Data fabric or data mesh—these are the consequences of specialty databases. Organizations have too much software to deal with and no holistic governance to deal with it.

Can you explain the concept of a universal database?

Purpose-built data systems are sometimes discussed as the root of [all] evil, but there’s no one to blame because in the ’70s, when relational databases were developed, we only had tables. People weren’t thinking about other types of data. A universal database will handle all workloads in one system.

Its requirements include a piece of software that serves different types of services; it needs a common core. Building [them] in-house and connecting them together isn’t universal; it doesn’t scale. You need certain components in the code that are common for all use cases. Otherwise, it is not a universal database, it is a universal aggregator.

Performance is the second required component. You cannot say it can do everything but do it in a subpar way. If it’s going to be called a universal database, the core components need to perform extremely well. If it sounds too good to be true, there’s a key missing to do it.

How can TileDB help with this?

I spent my research years at MIT on a hypothesis of: Can this even exist? Without performance, you can’t build this. What we found is, there’s a data structure. If implemented properly, it has tensor/multidimensional functions. It can recognize objects that people know from Python.

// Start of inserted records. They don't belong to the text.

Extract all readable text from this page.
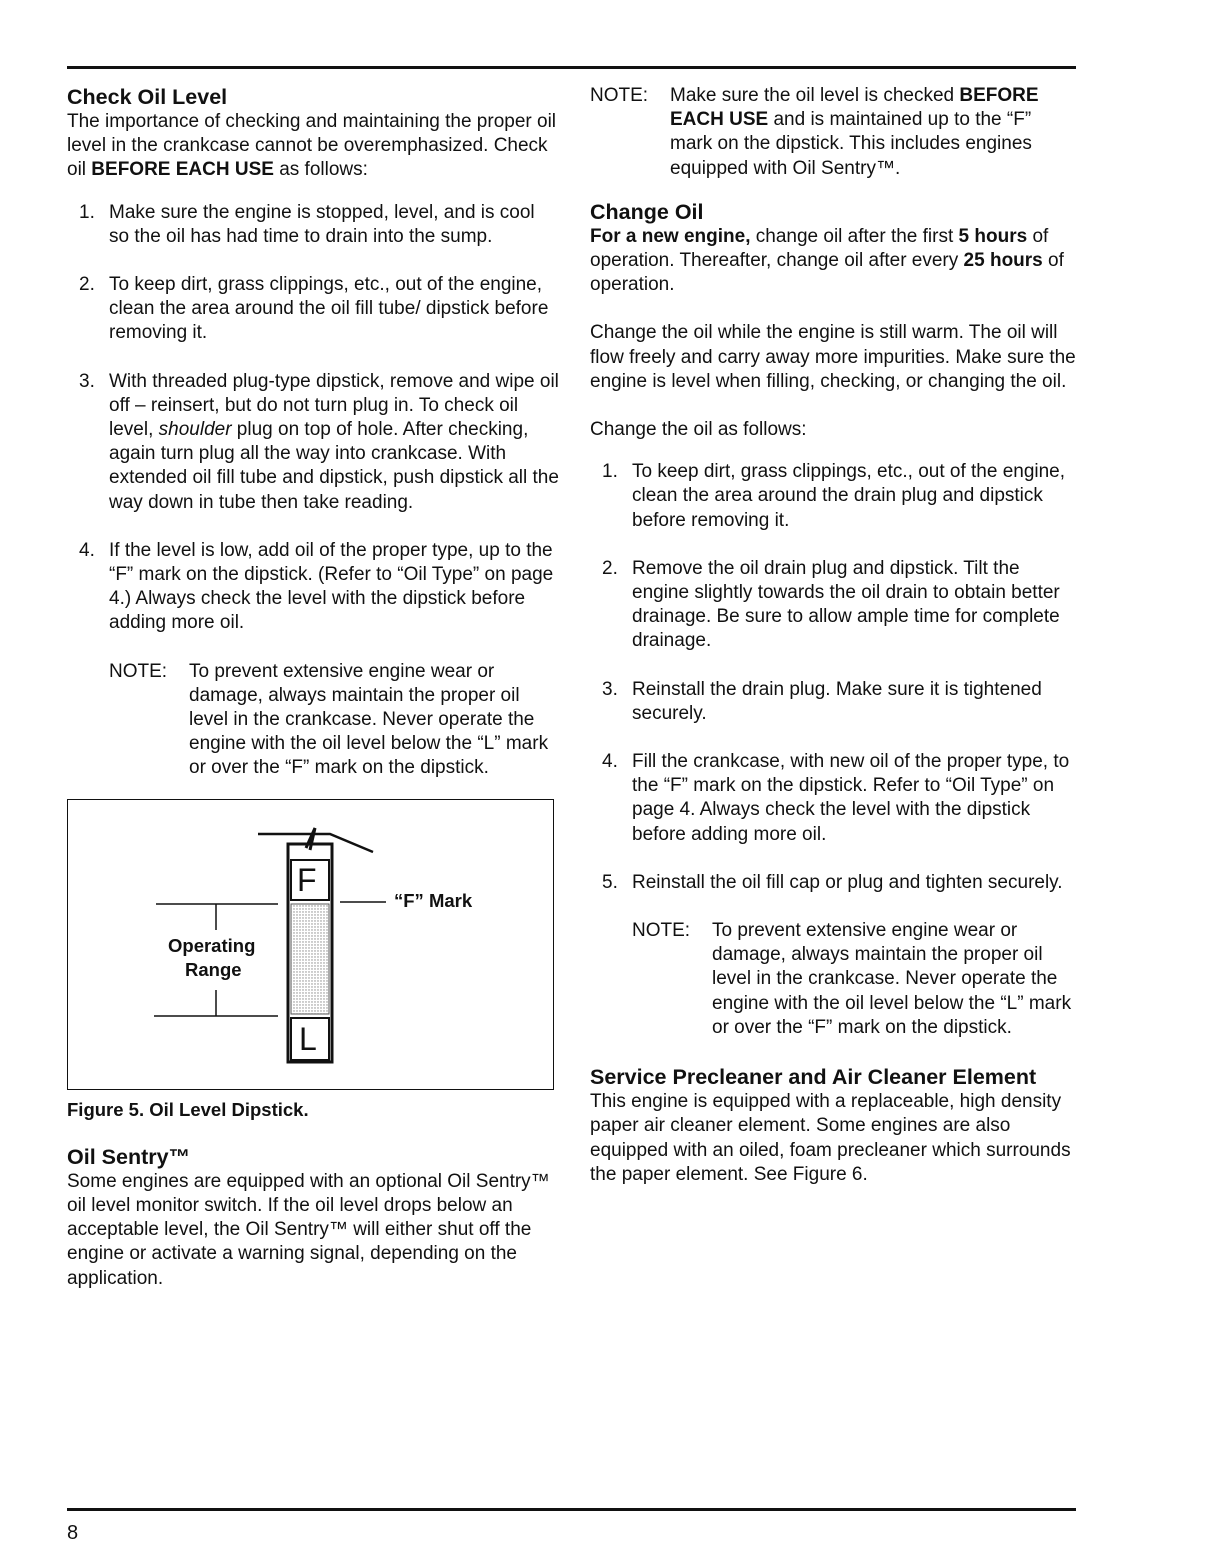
Check Oil Level

The importance of checking and maintaining the proper oil level in the crankcase cannot be overemphasized. Check oil BEFORE EACH USE as follows:

1. Make sure the engine is stopped, level, and is cool so the oil has had time to drain into the sump.
2. To keep dirt, grass clippings, etc., out of the engine, clean the area around the oil fill tube/ dipstick before removing it.
3. With threaded plug-type dipstick, remove and wipe oil off – reinsert, but do not turn plug in. To check oil level, shoulder plug on top of hole. After checking, again turn plug all the way into crankcase. With extended oil fill tube and dipstick, push dipstick all the way down in tube then take reading.
4. If the level is low, add oil of the proper type, up to the “F” mark on the dipstick. (Refer to “Oil Type” on page 4.) Always check the level with the dipstick before adding more oil.
NOTE:	To prevent extensive engine wear or damage, always maintain the proper oil level in the crankcase. Never operate the engine with the oil level below the “L” mark or over the “F” mark on the dipstick.
F
L
“F” Mark
Operating
Range

Figure 5. Oil Level Dipstick.

Oil Sentry™

Some engines are equipped with an optional Oil Sentry™ oil level monitor switch. If the oil level drops below an acceptable level, the Oil Sentry™ will either shut off the engine or activate a warning signal, depending on the application.

NOTE:	Make sure the oil level is checked BEFORE EACH USE and is maintained up to the “F” mark on the dipstick. This includes engines equipped with Oil Sentry™.
Change Oil

For a new engine, change oil after the first 5 hours of operation. Thereafter, change oil after every 25 hours of operation.

Change the oil while the engine is still warm. The oil will flow freely and carry away more impurities. Make sure the engine is level when filling, checking, or changing the oil.

Change the oil as follows:

1. To keep dirt, grass clippings, etc., out of the engine, clean the area around the drain plug and dipstick before removing it.
2. Remove the oil drain plug and dipstick. Tilt the engine slightly towards the oil drain to obtain better drainage. Be sure to allow ample time for complete drainage.
3. Reinstall the drain plug. Make sure it is tightened securely.
4. Fill the crankcase, with new oil of the proper type, to the “F” mark on the dipstick. Refer to “Oil Type” on page 4. Always check the level with the dipstick before adding more oil.
5. Reinstall the oil fill cap or plug and tighten securely.
NOTE:	To prevent extensive engine wear or damage, always maintain the proper oil level in the crankcase. Never operate the engine with the oil level below the “L” mark or over the “F” mark on the dipstick.
Service Precleaner and Air Cleaner Element

This engine is equipped with a replaceable, high density paper air cleaner element. Some engines are also equipped with an oiled, foam precleaner which surrounds the paper element. See Figure 6.

8
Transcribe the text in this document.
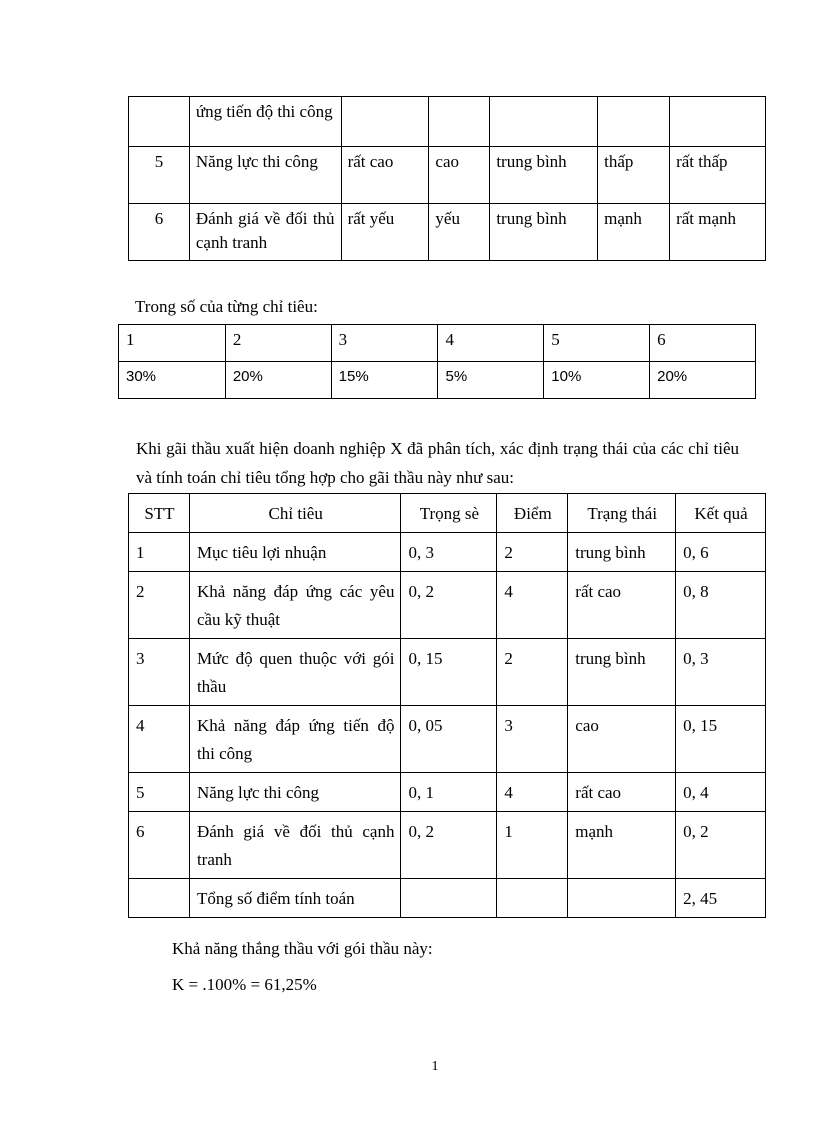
	ứng tiến độ thi công					
5	Năng lực thi công	rất cao	cao	trung bình	thấp	rất thấp
6	Đánh giá về đối thủ cạnh tranh	rất yếu	yếu	trung bình	mạnh	rất mạnh
Trong số của từng chỉ tiêu:
1	2	3	4	5	6
30%	20%	15%	5%	10%	20%
Khi gãi thầu xuất hiện doanh nghiệp X đã phân tích, xác định trạng thái của các chỉ tiêu và tính toán chỉ tiêu tổng hợp cho gãi thầu này như sau:
STT	Chỉ tiêu	Trọng sè	Điểm	Trạng thái	Kết quả
1	Mục tiêu lợi nhuận	0, 3	2	trung bình	0, 6
2	Khả năng đáp ứng các yêu cầu kỹ thuật	0, 2	4	rất cao	0, 8
3	Mức độ quen thuộc với gói thầu	0, 15	2	trung bình	0, 3
4	Khả năng đáp ứng tiến độ thi công	0, 05	3	cao	0, 15
5	Năng lực thi công	0, 1	4	rất cao	0, 4
6	Đánh giá về đối thủ cạnh tranh	0, 2	1	mạnh	0, 2
	Tổng số điểm tính toán				2, 45
Khả năng thắng thầu với gói thầu này:
K = .100% = 61,25%
1
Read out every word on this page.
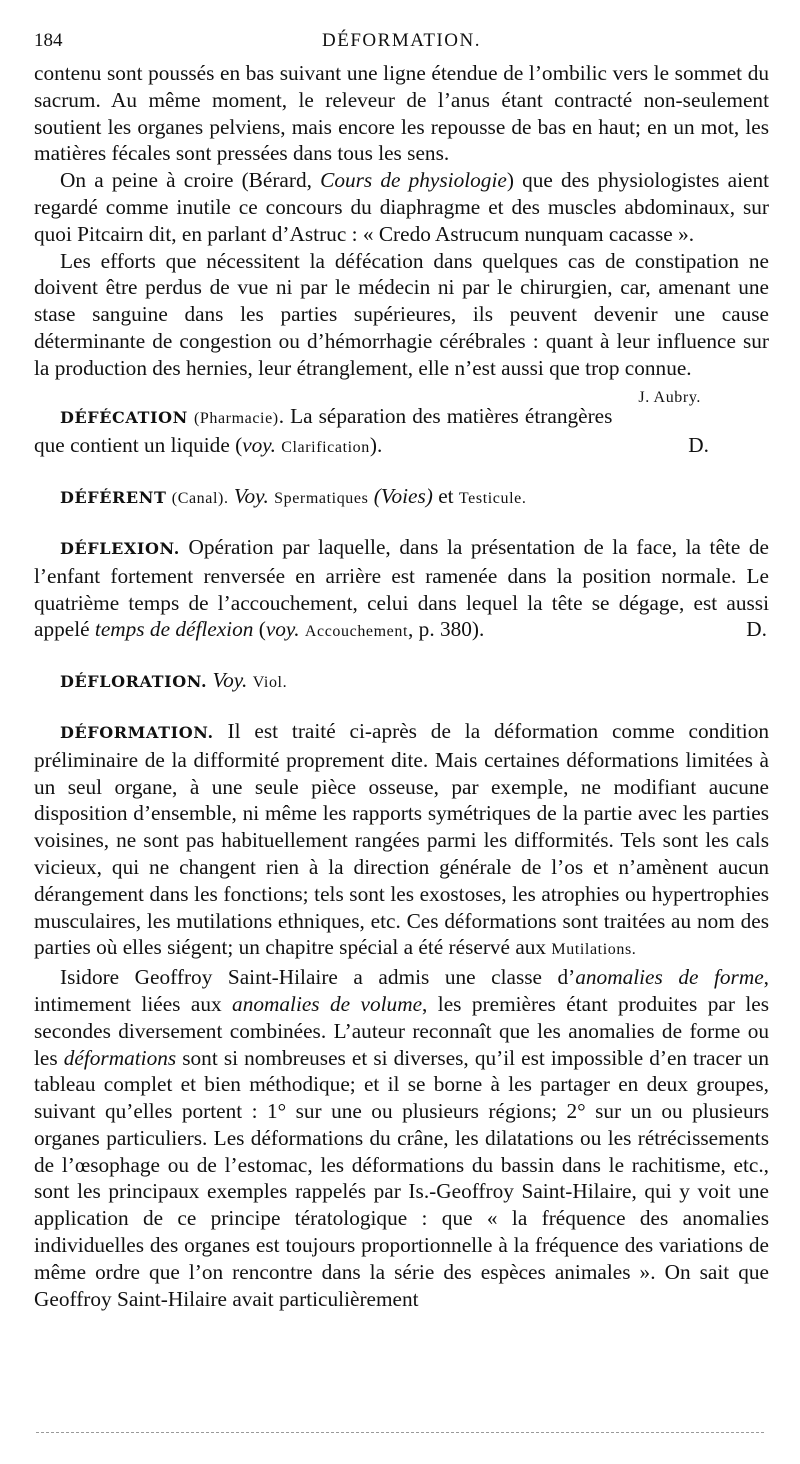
184	DÉFORMATION.

contenu sont poussés en bas suivant une ligne étendue de l’ombilic vers le sommet du sacrum. Au même moment, le releveur de l’anus étant contracté non-seulement soutient les organes pelviens, mais encore les repousse de bas en haut; en un mot, les matières fécales sont pressées dans tous les sens.

On a peine à croire (Bérard, Cours de physiologie) que des physiologistes aient regardé comme inutile ce concours du diaphragme et des muscles abdominaux, sur quoi Pitcairn dit, en parlant d’Astruc : « Credo Astrucum nunquam cacasse ».

Les efforts que nécessitent la défécation dans quelques cas de constipation ne doivent être perdus de vue ni par le médecin ni par le chirurgien, car, amenant une stase sanguine dans les parties supérieures, ils peuvent devenir une cause déterminante de congestion ou d’hémorrhagie cérébrales : quant à leur influence sur la production des hernies, leur étranglement, elle n’est aussi que trop connue.
J. Aubry.

DÉFÉCATION (Pharmacie). La séparation des matières étrangères que contient un liquide (voy. Clarification).	D.

DÉFÉRENT (Canal). Voy. Spermatiques (Voies) et Testicule.

DÉFLEXION. Opération par laquelle, dans la présentation de la face, la tête de l’enfant fortement renversée en arrière est ramenée dans la position normale. Le quatrième temps de l’accouchement, celui dans lequel la tête se dégage, est aussi appelé temps de déflexion (voy. Accouchement, p. 380).	D.

DÉFLORATION. Voy. Viol.

DÉFORMATION. Il est traité ci-après de la déformation comme condition préliminaire de la difformité proprement dite. Mais certaines déformations limitées à un seul organe, à une seule pièce osseuse, par exemple, ne modifiant aucune disposition d’ensemble, ni même les rapports symétriques de la partie avec les parties voisines, ne sont pas habituellement rangées parmi les difformités. Tels sont les cals vicieux, qui ne changent rien à la direction générale de l’os et n’amènent aucun dérangement dans les fonctions; tels sont les exostoses, les atrophies ou hypertrophies musculaires, les mutilations ethniques, etc. Ces déformations sont traitées au nom des parties où elles siégent; un chapitre spécial a été réservé aux Mutilations.

Isidore Geoffroy Saint-Hilaire a admis une classe d’anomalies de forme, intimement liées aux anomalies de volume, les premières étant produites par les secondes diversement combinées. L’auteur reconnaît que les anomalies de forme ou les déformations sont si nombreuses et si diverses, qu’il est impossible d’en tracer un tableau complet et bien méthodique; et il se borne à les partager en deux groupes, suivant qu’elles portent : 1° sur une ou plusieurs régions; 2° sur un ou plusieurs organes particuliers. Les déformations du crâne, les dilatations ou les rétrécissements de l’œsophage ou de l’estomac, les déformations du bassin dans le rachitisme, etc., sont les principaux exemples rappelés par Is.-Geoffroy Saint-Hilaire, qui y voit une application de ce principe tératologique : que « la fréquence des anomalies individuelles des organes est toujours proportionnelle à la fréquence des variations de même ordre que l’on rencontre dans la série des espèces animales ». On sait que Geoffroy Saint-Hilaire avait particulièrement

This data structure needs to be flexible; it needs to handle both dense and sparse workloads. Sparse arrays require special treatment. That’s why the array systems aren’t universal. This is the key: A universal database needs to be able to handle sparse use cases.

If built on top of a multidimensional array, this data structure does something interesting. You can build this database with 90% of a common code; then it doesn’t matter the type of workloads. You can build the data structure in the same way.

If the build structure is one-dimensional or two-dimensional, this database shapeshifts. If you build for one thing, it can become one-dimensional for files or any dimension for tables.

I can prove it with financial time series, machine learning, and more. I have little doubt this can exist and can work very well.

How will universal databases factor into the future of data management?

In an ideal world, the community, users, customers, practitioners, and data engineers will be able to use the same database once they understand how this works.

TileDB has been in development for a very long time, which is changing, and we are moving into the future. Once people do understand the value and play with it, there’ll be a learning curve with arrays. The rest of the market will follow those customers. Once this is understood, in an ideal world, there would be no more specialized databases.

In an ideal world, specialized databases won’t have to be built, and those built will have to be converted to a universal database. Companies will be forced to start adding this data. A universal database will be a simpler and inexpensive way to solve problems.